The Real Estate Show Was Then: 1980

The James Fuentes Gallery in New York's Lower East Side has recently opened a new exhibition, which features artwork originally displayed in a guerrilla art show known as The Real Estate Show, which opened on January 1st 1980 at 123 Delancey St.

Becky Howland,  The Real Estate Show  Poster, 1980

Becky Howland, The Real Estate Show Poster, 1980

A troupe of artists and civil rights activists, known as ‘Colab', banded together to curate The Real Estate Show, which was held in an unoccupied Government owned building, with no prior consent being sought from The City. The show served as a protest, with the main theme present in the original exhibit centring around the social injustices of New York City's real estate industry. The artworks feature subjects of racial inequality, corruption, anti-capitalism, gentrification and police brutality.
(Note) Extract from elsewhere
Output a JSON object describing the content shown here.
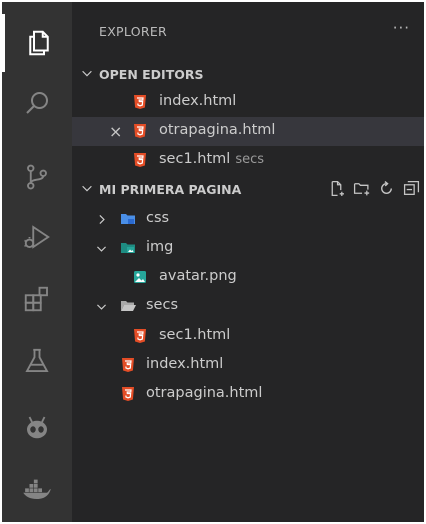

The exhibition ran for less than 2 days after it was discovered by the New York City Department of Housing, which resulted in the building being bolted shut and the artwork seized.

The artworks would be fairly unremarkable when taken out of context, but displayed together, the gritty and unrefined energy they possess translates in a very powerful way, truly giving viewers an insight into the economic decay that the residents of the Lower East Side lived through in the 1970s and ’80’s.

A varied selection of the original artworks are being displayed at James Fuentes, as well as recreated pieces.